Hyde Park Gate is a street in Central London, England, which applies to two parallel roads in Kensington on the southern boundary of Kensington Gardens. These two roads run south, perpendicular to Kensington Road, but the name Hyde Park Gate also applies to the houses on the south side of that road between Queen's Gate and De Vere Gardens. 

It is known for being a former residence and the death place of Sir Winston Churchill.

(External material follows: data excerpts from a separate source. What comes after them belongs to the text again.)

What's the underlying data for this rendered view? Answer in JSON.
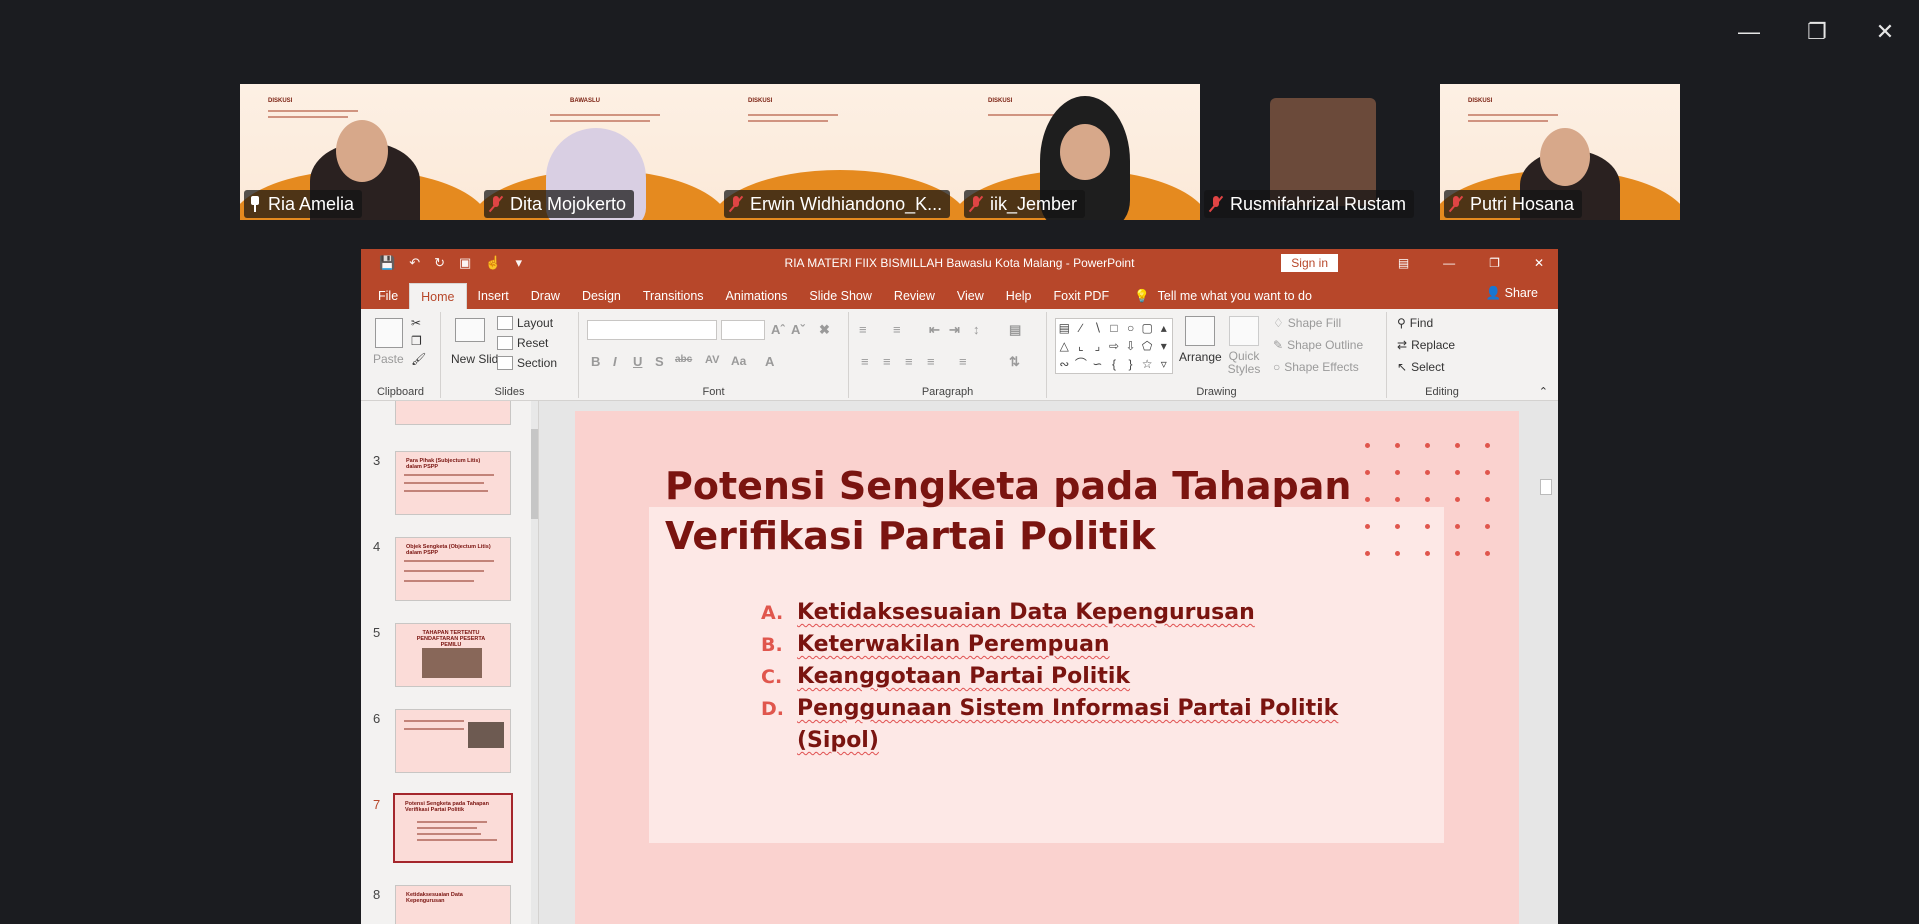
{
  "window": {
    "controls": [
      "minimize",
      "restore",
      "close"
    ]
  },
  "participants": [
    {
      "name": "Ria Amelia",
      "muted": false,
      "pinned": true,
      "active": true
    },
    {
      "name": "Dita Mojokerto",
      "muted": true
    },
    {
      "name": "Erwin Widhiandono_K...",
      "muted": true
    },
    {
      "name": "iik_Jember",
      "muted": true
    },
    {
      "name": "Rusmifahrizal Rustam",
      "muted": true
    },
    {
      "name": "Putri Hosana",
      "muted": true
    }
  ],
  "banner": {
    "heading": "DISKUSI",
    "org": "BAWASLU"
  },
  "powerpoint": {
    "doc_title": "RIA MATERI FIIX BISMILLAH Bawaslu Kota Malang  -  PowerPoint",
    "sign_in": "Sign in",
    "share": "Share",
    "tabs": [
      "File",
      "Home",
      "Insert",
      "Draw",
      "Design",
      "Transitions",
      "Animations",
      "Slide Show",
      "Review",
      "View",
      "Help",
      "Foxit PDF"
    ],
    "active_tab": "Home",
    "tell_me": "Tell me what you want to do",
    "ribbon": {
      "clipboard": {
        "label": "Clipboard",
        "paste": "Paste"
      },
      "slides": {
        "label": "Slides",
        "new_slide": "New Slide",
        "layout": "Layout",
        "reset": "Reset",
        "section": "Section"
      },
      "font": {
        "label": "Font",
        "buttons": [
          "B",
          "I",
          "U",
          "S",
          "abc",
          "AV",
          "Aa",
          "A"
        ]
      },
      "paragraph": {
        "label": "Paragraph"
      },
      "drawing": {
        "label": "Drawing",
        "arrange": "Arrange",
        "quick_styles": "Quick Styles",
        "shape_fill": "Shape Fill",
        "shape_outline": "Shape Outline",
        "shape_effects": "Shape Effects"
      },
      "editing": {
        "label": "Editing",
        "find": "Find",
        "replace": "Replace",
        "select": "Select"
      }
    },
    "thumbnails": [
      {
        "num": "3",
        "title": "Para Pihak (Subjectum Litis) dalam PSPP"
      },
      {
        "num": "4",
        "title": "Objek Sengketa (Objectum Litis) dalam PSPP"
      },
      {
        "num": "5",
        "title": "TAHAPAN TERTENTU PENDAFTARAN PESERTA PEMILU"
      },
      {
        "num": "6",
        "title": ""
      },
      {
        "num": "7",
        "title": "Potensi Sengketa pada Tahapan Verifikasi Partai Politik",
        "active": true
      },
      {
        "num": "8",
        "title": "Ketidaksesuaian Data Kepengurusan"
      }
    ],
    "slide": {
      "title": "Potensi Sengketa pada Tahapan Verifikasi Partai Politik",
      "bullets": [
        {
          "letter": "A.",
          "text": "Ketidaksesuaian Data Kepengurusan"
        },
        {
          "letter": "B.",
          "text": "Keterwakilan Perempuan"
        },
        {
          "letter": "C.",
          "text": "Keanggotaan Partai Politik"
        },
        {
          "letter": "D.",
          "text": "Penggunaan Sistem Informasi Partai Politik (Sipol)"
        }
      ]
    }
  },
  "colors": {
    "ppt_accent": "#b7472a",
    "slide_bg": "#fad2cf",
    "title_color": "#7a1410",
    "bullet_letter": "#e0564d",
    "active_speaker": "#2ed573"
  }
}
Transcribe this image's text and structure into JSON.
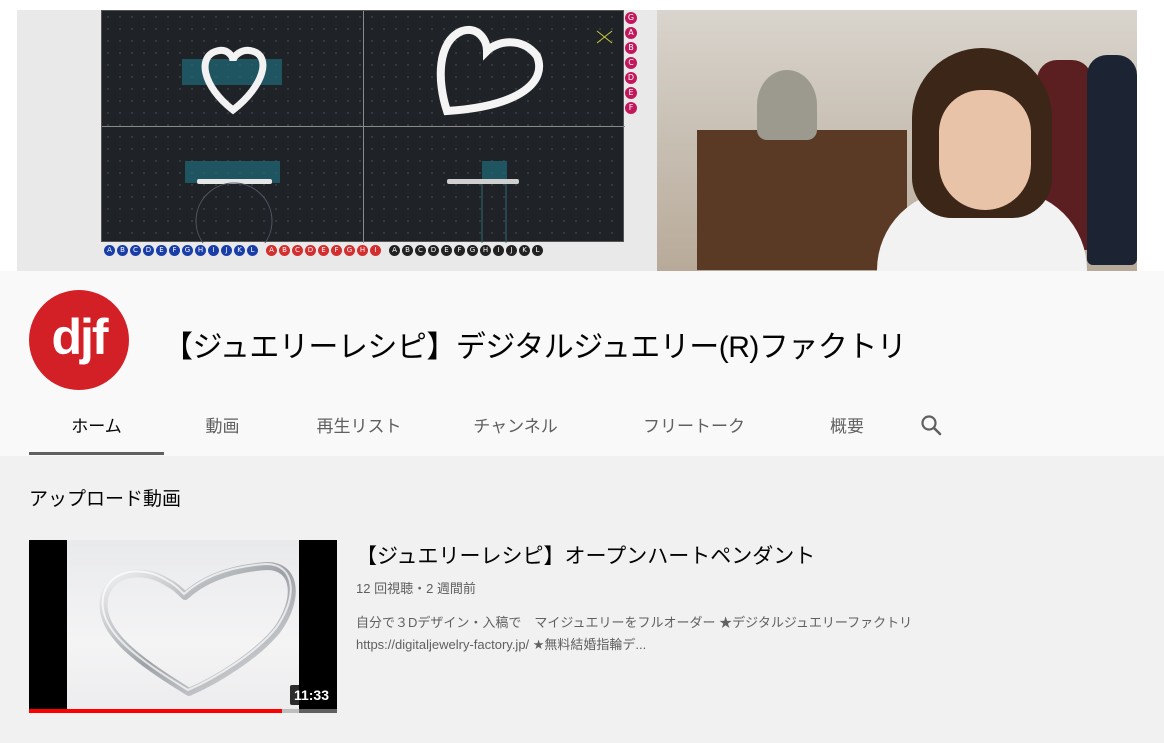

The numbering system was changed in 1884, e.g. Number 11 became 20.

Notable residents 
Number 6
 The Consular Section of the Embassy of Algeria

Number 9
 Robert Baden-Powell, 1st Baron Baden-Powell, founder of the scouting movement

Number 14
 Margaret Kennedy, novelist

Number 16
 The Embassy of Estonia

Number 17
 Victoria Claflin Woodhull Martin, first woman to run for the US presidency

Number 18
 Sir Jacob Epstein, sculptor and painter

Number 19
 Arthur Stockdale Cope, artist member of the Royal Academy
 
Number 22

 Vanessa Bell, painter
 Virginia Woolf, writer
 Sir Leslie Stephen, scholar and writer (previously at 20, born at 42)
 Julia Stephen, philanthropist, writer, artist's model

Number 24
 Nigel Lawson, Baron Lawson of Blaby, politician and Chancellor of The Exchequer (1983–1989)
 Nigella Lawson, food writer, journalist and broadcaster

Number 28
 Sir Winston Churchill, former prime minister, who died there
 Donatella Flick, socialite, lived there in the 1990s
 The Marquess of Bath acquired the property in 2023

Number 29
 Sir Roderick Jones, director of Reuters, and Enid Bagnold, novelist and playwright

Number 34
 The High Commission of Fiji

Number 38
 The Embassy of the Netherlands

Number 45 (Stoke Lodge)
 Residence of the High Commissioners of Australia, since 1950.